“We don't try and chase everybody around to be everybody's best friends,” says Rat City Riot singer Noah Bricker. Though the San Diego band maintains a low local profile, Rat City Riot landed national distribution for their Dirty Rotten Games CD, and they toured Europe.
“We pay for our flights over there,” says Bricker about his band's first European tour. “Once we get there, they drive us around and handle our food...sometimes we get $300 for a show. Once we got as little as $10. We don't have a strong booking agent. Sometimes we don't have a guarantee.”
Bricker says his street rock band relies on merchandise and CD sales when it tours. He says that while they were on a six-month tour late in 2006, they almost ran out of CDs to sell.
“Curtis [Casella] left us in the lurch,” says Bricker about the owner of Taang! Records, the local label that released Dirty Rotten Games. “Our last tour was six months long. They gave us a box of 120 CDs.”
Bricker sold those CDs for $10 each. When they were gone, he claims he called Taang! and asked for more to sell.
“In Salt Lake City, we were out of money and the next date was in Seattle. We almost came back. When Curtis finally called us, I told him, 'You're fucking us over.' He said he didn't think it was necessary for us to have CDs on the road. He finally sent us, like, a box of 30. But by the time we got them, the tour was over.”
Casella says that all 185 titles from his Taang! catalog (including CDs by the Lemonheads, Jerry's Kids, Battalion of Saints, Stiff Little Fingers, and Buck-O-Nine) are now distributed by Universal Music.
“Universal doesn't want the bands to sell [CDs] on the road,” says Casella. He admits he balked at sending Rat City Riot the CDs they requested. “They took a bunch of CDs and never paid us. It is their job to play shows and our job to sell records.”
Bricker says that although his band paid for the recording of Dirty Rotten Games, Taang! owns the rights to the master and can produce copies if it wants. Atlanta-based indie label Street Anthem has released Open Road, Rat City Riot's six-song disc.
Before playing New York's CBGB on March 26, 2006, “Rat City Riot roadie Brock had filled up a Gatorade bottle full of piss," says singer Noah Bricker. “You know how sometimes you have to piss in the van...so he throws it into a trash can right in front of CBGB, and as we're walking in, we see this junkie pick up the Gatorade bottle from the trash. Before we could do anything, he unscrewed the cap...he had his back to us but, when he dropped the bottle and staggered off, half the piss was missing.”
Other tour highlights (noted on ratcityriot.com): Chris Barclift says “There was a skinhead riot in Montreal.”

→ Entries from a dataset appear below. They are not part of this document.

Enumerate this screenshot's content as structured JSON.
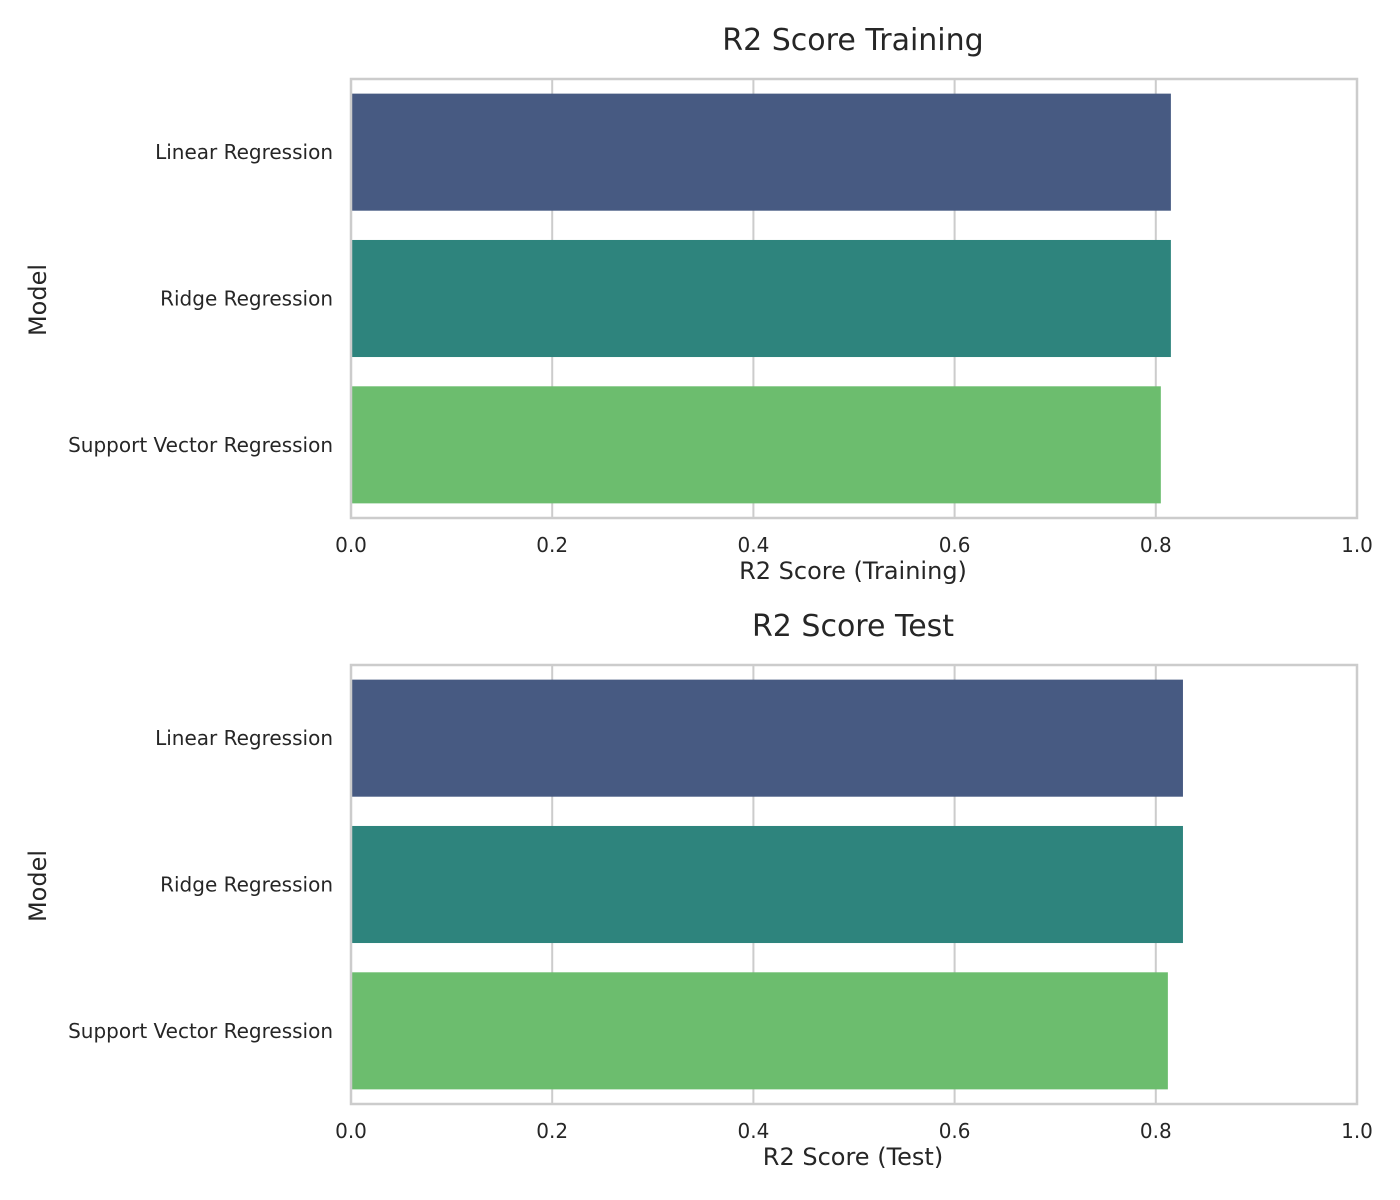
{
  "chart_data": [
    {
      "type": "bar",
      "orientation": "horizontal",
      "title": "R2 Score Training",
      "xlabel": "R2 Score (Training)",
      "ylabel": "Model",
      "categories": [
        "Linear Regression",
        "Ridge Regression",
        "Support Vector Regression"
      ],
      "values": [
        0.815,
        0.815,
        0.805
      ],
      "colors": [
        "#475a82",
        "#2e847d",
        "#6cbd6e"
      ],
      "xlim": [
        0,
        1.0
      ],
      "xticks": [
        "0.0",
        "0.2",
        "0.4",
        "0.6",
        "0.8",
        "1.0"
      ],
      "grid": true
    },
    {
      "type": "bar",
      "orientation": "horizontal",
      "title": "R2 Score Test",
      "xlabel": "R2 Score (Test)",
      "ylabel": "Model",
      "categories": [
        "Linear Regression",
        "Ridge Regression",
        "Support Vector Regression"
      ],
      "values": [
        0.827,
        0.827,
        0.812
      ],
      "colors": [
        "#475a82",
        "#2e847d",
        "#6cbd6e"
      ],
      "xlim": [
        0,
        1.0
      ],
      "xticks": [
        "0.0",
        "0.2",
        "0.4",
        "0.6",
        "0.8",
        "1.0"
      ],
      "grid": true
    }
  ]
}
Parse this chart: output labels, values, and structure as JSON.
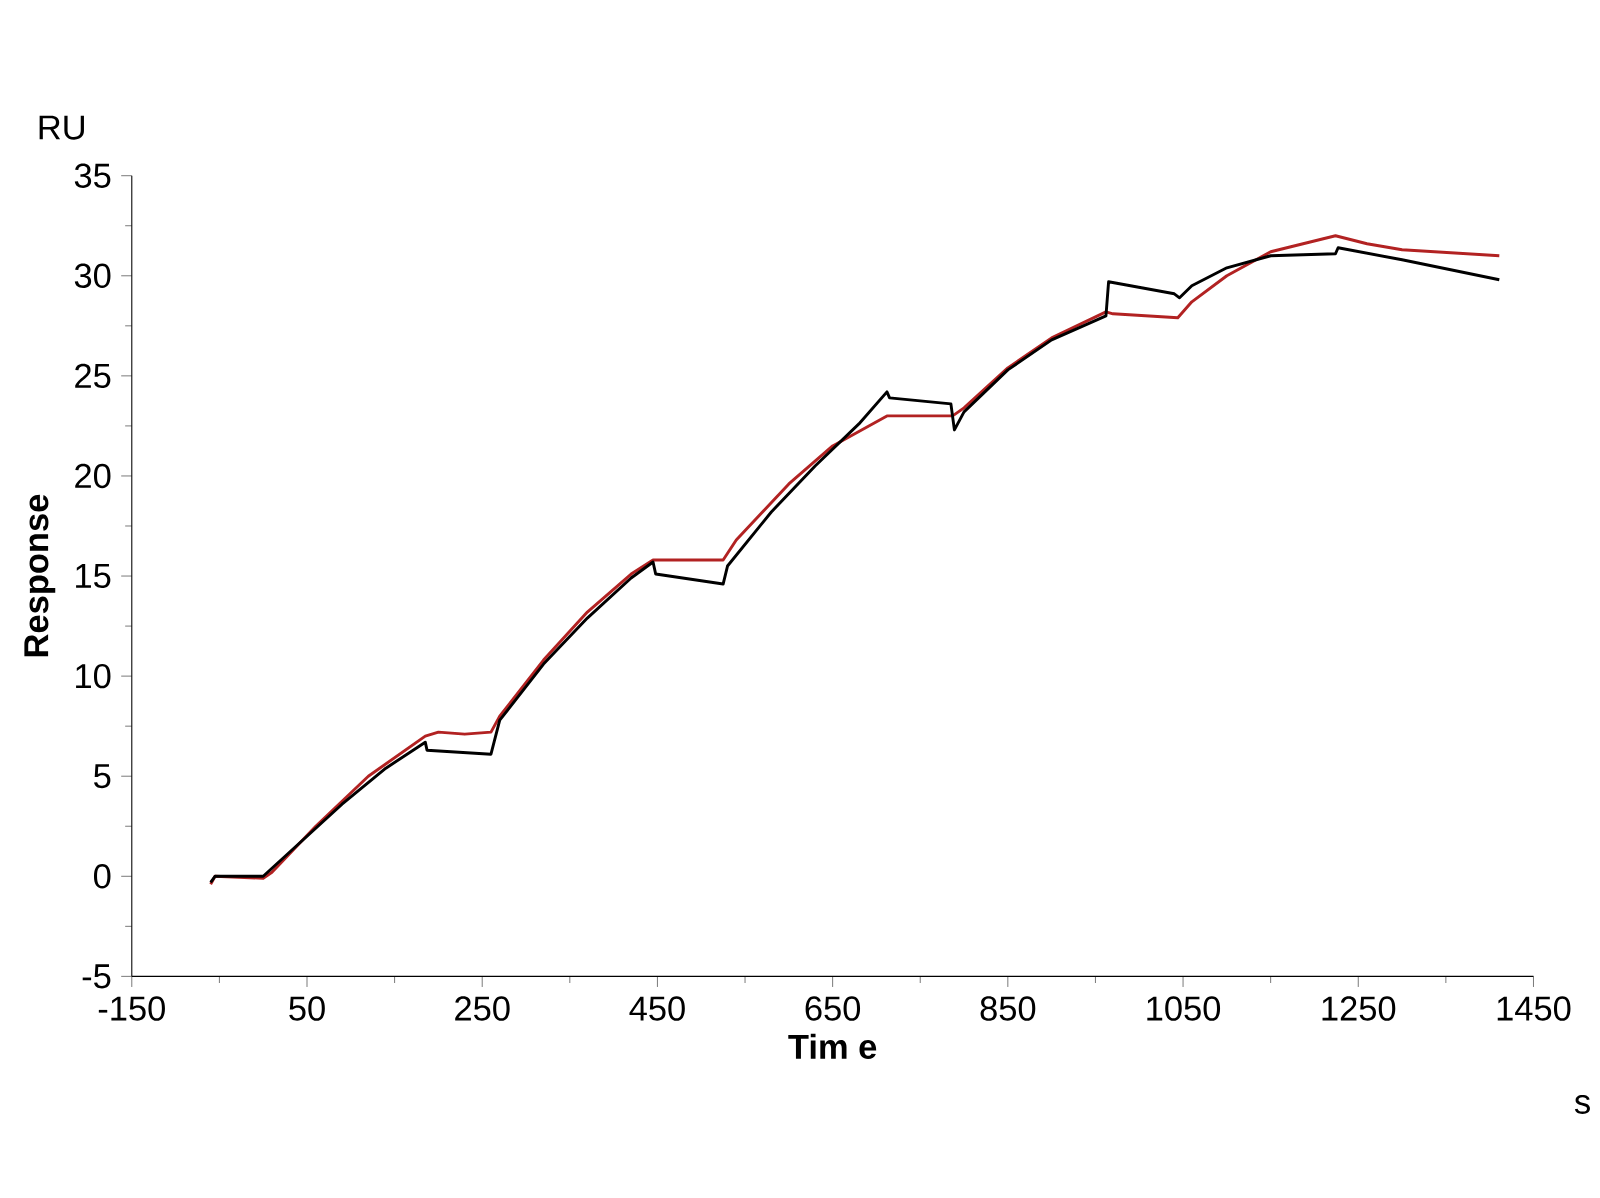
{
  "chart_data": {
    "type": "line",
    "xlabel": "Tim e",
    "ylabel": "Response",
    "annotations": [
      "RU",
      "s"
    ],
    "xlim": [
      -150,
      1450
    ],
    "ylim": [
      -5,
      35
    ],
    "xticks": [
      -150,
      50,
      250,
      450,
      650,
      850,
      1050,
      1250,
      1450
    ],
    "yticks": [
      -5,
      0,
      5,
      10,
      15,
      20,
      25,
      30,
      35
    ],
    "grid": false,
    "marker": "none",
    "line_style": "solid",
    "series": [
      {
        "color": "#b22222",
        "x": [
          -60,
          -55,
          0,
          10,
          60,
          120,
          185,
          200,
          230,
          260,
          270,
          320,
          370,
          420,
          445,
          460,
          525,
          540,
          600,
          650,
          712,
          787,
          800,
          850,
          900,
          962,
          970,
          1044,
          1060,
          1100,
          1150,
          1224,
          1260,
          1300,
          1411
        ],
        "values": [
          -0.4,
          0,
          -0.1,
          0.2,
          2.5,
          5.0,
          7.0,
          7.2,
          7.1,
          7.2,
          8.0,
          10.8,
          13.2,
          15.1,
          15.8,
          15.8,
          15.8,
          16.8,
          19.6,
          21.5,
          23.0,
          23.0,
          23.4,
          25.4,
          26.9,
          28.2,
          28.1,
          27.9,
          28.7,
          30.0,
          31.2,
          32.0,
          31.6,
          31.3,
          31.0
        ]
      },
      {
        "color": "#000000",
        "x": [
          -60,
          -55,
          0,
          90,
          140,
          185,
          187,
          260,
          270,
          320,
          370,
          420,
          445,
          448,
          525,
          530,
          580,
          630,
          680,
          712,
          715,
          785,
          789,
          800,
          850,
          900,
          962,
          965,
          1040,
          1046,
          1060,
          1100,
          1150,
          1224,
          1227,
          1300,
          1411
        ],
        "values": [
          -0.3,
          0,
          0,
          3.6,
          5.4,
          6.7,
          6.3,
          6.1,
          7.8,
          10.6,
          12.9,
          14.9,
          15.7,
          15.1,
          14.6,
          15.5,
          18.2,
          20.5,
          22.6,
          24.2,
          23.9,
          23.6,
          22.3,
          23.2,
          25.3,
          26.8,
          28.0,
          29.7,
          29.1,
          28.9,
          29.5,
          30.4,
          31.0,
          31.1,
          31.4,
          30.8,
          29.8
        ]
      }
    ]
  }
}
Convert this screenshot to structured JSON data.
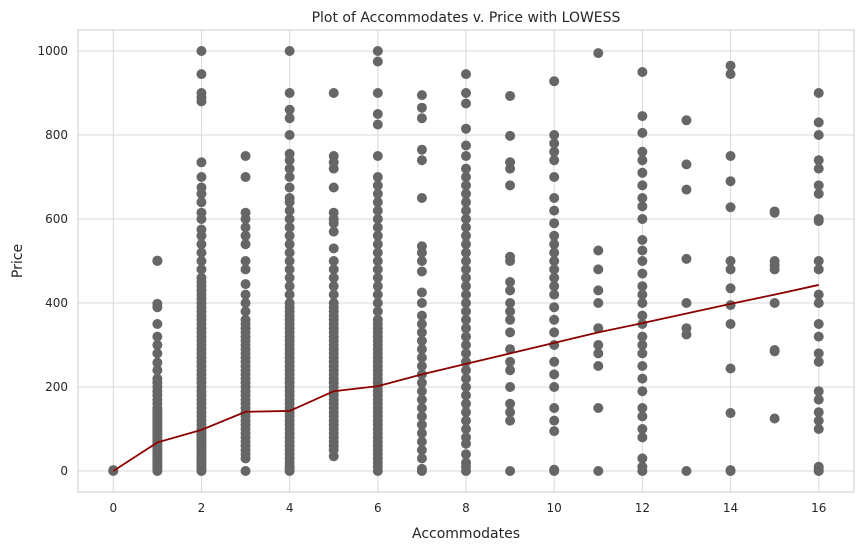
{
  "chart_data": {
    "type": "scatter",
    "title": "Plot of Accommodates v. Price with LOWESS",
    "xlabel": "Accommodates",
    "ylabel": "Price",
    "xlim": [
      -0.8,
      16.8
    ],
    "ylim": [
      -50,
      1050
    ],
    "xticks": [
      0,
      2,
      4,
      6,
      8,
      10,
      12,
      14,
      16
    ],
    "yticks": [
      0,
      200,
      400,
      600,
      800,
      1000
    ],
    "grid": true,
    "colors": {
      "points": "#666666",
      "lowess": "#8b0000"
    },
    "series": [
      {
        "type": "scatter",
        "points_by_x": [
          {
            "x": 0,
            "y": [
              0,
              2
            ]
          },
          {
            "x": 1,
            "y": [
              0,
              5,
              10,
              15,
              20,
              25,
              30,
              35,
              40,
              45,
              50,
              55,
              60,
              65,
              70,
              75,
              80,
              85,
              90,
              95,
              100,
              105,
              110,
              115,
              120,
              125,
              130,
              135,
              140,
              145,
              150,
              160,
              170,
              180,
              190,
              200,
              210,
              220,
              240,
              258,
              280,
              300,
              320,
              350,
              390,
              398,
              500,
              501
            ]
          },
          {
            "x": 2,
            "y": [
              0,
              5,
              10,
              15,
              20,
              25,
              30,
              35,
              40,
              45,
              50,
              55,
              60,
              65,
              70,
              75,
              80,
              85,
              90,
              95,
              100,
              110,
              120,
              130,
              140,
              150,
              160,
              170,
              180,
              190,
              200,
              210,
              220,
              230,
              240,
              250,
              260,
              270,
              280,
              290,
              300,
              310,
              320,
              330,
              340,
              350,
              360,
              370,
              380,
              390,
              400,
              410,
              420,
              430,
              440,
              450,
              460,
              480,
              500,
              520,
              540,
              560,
              575,
              600,
              615,
              640,
              660,
              675,
              700,
              735,
              880,
              890,
              900,
              945,
              1000
            ]
          },
          {
            "x": 3,
            "y": [
              0,
              30,
              40,
              50,
              60,
              70,
              80,
              90,
              100,
              110,
              120,
              130,
              140,
              150,
              160,
              170,
              180,
              190,
              200,
              210,
              220,
              230,
              240,
              250,
              260,
              270,
              280,
              290,
              300,
              310,
              320,
              330,
              340,
              350,
              360,
              380,
              400,
              420,
              445,
              480,
              500,
              540,
              560,
              580,
              600,
              615,
              700,
              750
            ]
          },
          {
            "x": 4,
            "y": [
              0,
              5,
              10,
              20,
              30,
              40,
              50,
              60,
              70,
              80,
              90,
              100,
              110,
              120,
              130,
              140,
              150,
              160,
              170,
              180,
              190,
              200,
              210,
              220,
              230,
              240,
              250,
              260,
              270,
              280,
              290,
              300,
              310,
              320,
              330,
              340,
              350,
              360,
              370,
              380,
              390,
              400,
              420,
              440,
              460,
              480,
              500,
              520,
              540,
              560,
              580,
              600,
              620,
              640,
              650,
              675,
              700,
              720,
              740,
              755,
              800,
              840,
              860,
              900,
              1000
            ]
          },
          {
            "x": 5,
            "y": [
              35,
              50,
              60,
              70,
              80,
              90,
              100,
              110,
              120,
              130,
              140,
              150,
              160,
              170,
              180,
              190,
              200,
              210,
              220,
              230,
              240,
              250,
              260,
              270,
              280,
              290,
              300,
              310,
              320,
              330,
              340,
              350,
              360,
              370,
              380,
              390,
              400,
              420,
              440,
              460,
              480,
              500,
              530,
              570,
              590,
              600,
              615,
              675,
              720,
              735,
              750,
              900
            ]
          },
          {
            "x": 6,
            "y": [
              0,
              10,
              20,
              30,
              40,
              50,
              60,
              70,
              80,
              90,
              100,
              110,
              120,
              130,
              140,
              150,
              160,
              170,
              180,
              190,
              200,
              210,
              220,
              230,
              240,
              250,
              260,
              270,
              280,
              290,
              300,
              310,
              320,
              330,
              340,
              350,
              360,
              380,
              400,
              420,
              440,
              460,
              480,
              500,
              520,
              540,
              560,
              580,
              600,
              620,
              640,
              660,
              680,
              700,
              750,
              825,
              850,
              900,
              975,
              1000
            ]
          },
          {
            "x": 7,
            "y": [
              0,
              5,
              30,
              50,
              70,
              90,
              110,
              130,
              150,
              170,
              190,
              210,
              230,
              250,
              270,
              290,
              310,
              330,
              350,
              370,
              400,
              425,
              475,
              500,
              520,
              535,
              650,
              740,
              765,
              840,
              865,
              895
            ]
          },
          {
            "x": 8,
            "y": [
              0,
              10,
              20,
              40,
              65,
              80,
              100,
              120,
              140,
              160,
              180,
              200,
              220,
              240,
              260,
              280,
              300,
              320,
              340,
              360,
              380,
              400,
              420,
              440,
              460,
              480,
              500,
              520,
              540,
              560,
              580,
              600,
              620,
              640,
              660,
              680,
              700,
              720,
              750,
              775,
              815,
              875,
              900,
              945
            ]
          },
          {
            "x": 9,
            "y": [
              0,
              120,
              140,
              160,
              200,
              240,
              260,
              290,
              330,
              360,
              380,
              400,
              430,
              450,
              500,
              510,
              680,
              720,
              735,
              798,
              893
            ]
          },
          {
            "x": 10,
            "y": [
              0,
              3,
              95,
              120,
              150,
              200,
              230,
              260,
              300,
              330,
              360,
              390,
              420,
              440,
              460,
              480,
              500,
              520,
              540,
              560,
              590,
              620,
              650,
              700,
              740,
              760,
              780,
              800,
              928
            ]
          },
          {
            "x": 11,
            "y": [
              0,
              150,
              250,
              280,
              300,
              340,
              400,
              430,
              480,
              525,
              995
            ]
          },
          {
            "x": 12,
            "y": [
              0,
              10,
              30,
              80,
              100,
              130,
              150,
              190,
              220,
              250,
              280,
              300,
              320,
              350,
              370,
              400,
              420,
              440,
              470,
              500,
              525,
              550,
              600,
              630,
              650,
              680,
              710,
              740,
              760,
              805,
              845,
              950
            ]
          },
          {
            "x": 13,
            "y": [
              0,
              325,
              340,
              400,
              505,
              670,
              730,
              835
            ]
          },
          {
            "x": 14,
            "y": [
              0,
              2,
              138,
              244,
              350,
              395,
              435,
              480,
              500,
              628,
              690,
              750,
              945,
              965
            ]
          },
          {
            "x": 15,
            "y": [
              125,
              285,
              288,
              400,
              480,
              490,
              500,
              615,
              618
            ]
          },
          {
            "x": 16,
            "y": [
              0,
              5,
              10,
              100,
              120,
              140,
              170,
              190,
              260,
              280,
              320,
              350,
              400,
              420,
              480,
              500,
              595,
              600,
              660,
              680,
              720,
              740,
              800,
              830,
              900
            ]
          }
        ]
      },
      {
        "type": "line",
        "x": [
          0,
          1,
          2,
          3,
          4,
          5,
          6,
          7,
          8,
          9,
          10,
          11,
          12,
          13,
          14,
          15,
          16
        ],
        "y": [
          0,
          68,
          98,
          141,
          143,
          190,
          202,
          230,
          255,
          280,
          305,
          330,
          352,
          375,
          398,
          420,
          443
        ]
      }
    ]
  }
}
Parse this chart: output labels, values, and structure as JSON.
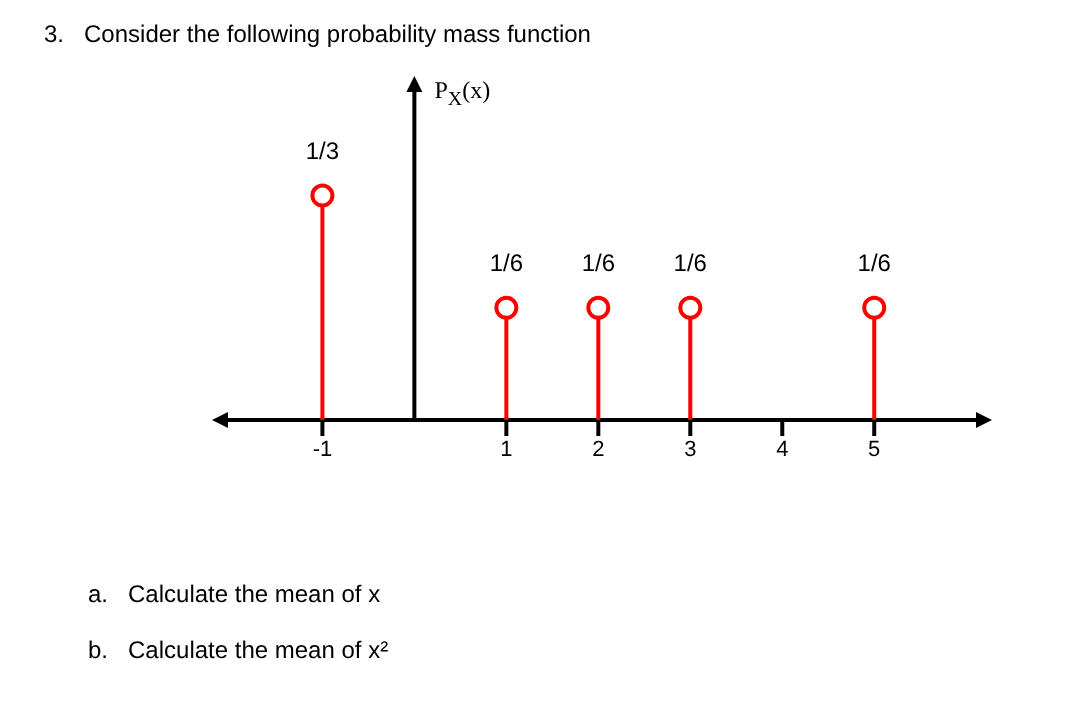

Josh Lopez says “We watched a 12-year-old girl get wasted in a bar in Toronto.”
Rat City Riot released a new album in September 2008, with a followup in early 2011 on Riot Gear Records, Better Than Nothing.
As of 2011, the band included singer Noah Bricker, lead guitarist Kevin Grossman (formerly of Bonecrusher and Straight Faced), rhythm guitarist Andy Mensing (formerly of the Boardlords), bassist Kevin Abrams, and drummer Gavin Glenn.
In summer 2012, their CD/vinyl/digital full-length Highway Hymns was released overseas on Germany’s I Hate People Records label, in the U.S. on Riot Gear Records, and by Knock Out Records in Europe. It includes a cover of Tina Turner’s “One of the Living” (from the Mad Max Beyond Thunderdome soundtrack) and an acoustic version of an older Rat City Riot tune, “Open Road.”
Around the same time, the band opened several shows for Rancid and embarked on a July European tour that included several high profile festivals. The 2012 lineup: Noah Bricker, Andy Mensing, Kevin Grossman, Mike Hertel, and Chris Bieck.
Andy Mensing also performs growling acoustic rock, country, punk, blues as Andy Smokeboss. Mike Hertel quit the group to co-found the Dodges in late 2016, alongside Alex Snyder. After signing to local La Escalera, they released a debut full-length, Roll With.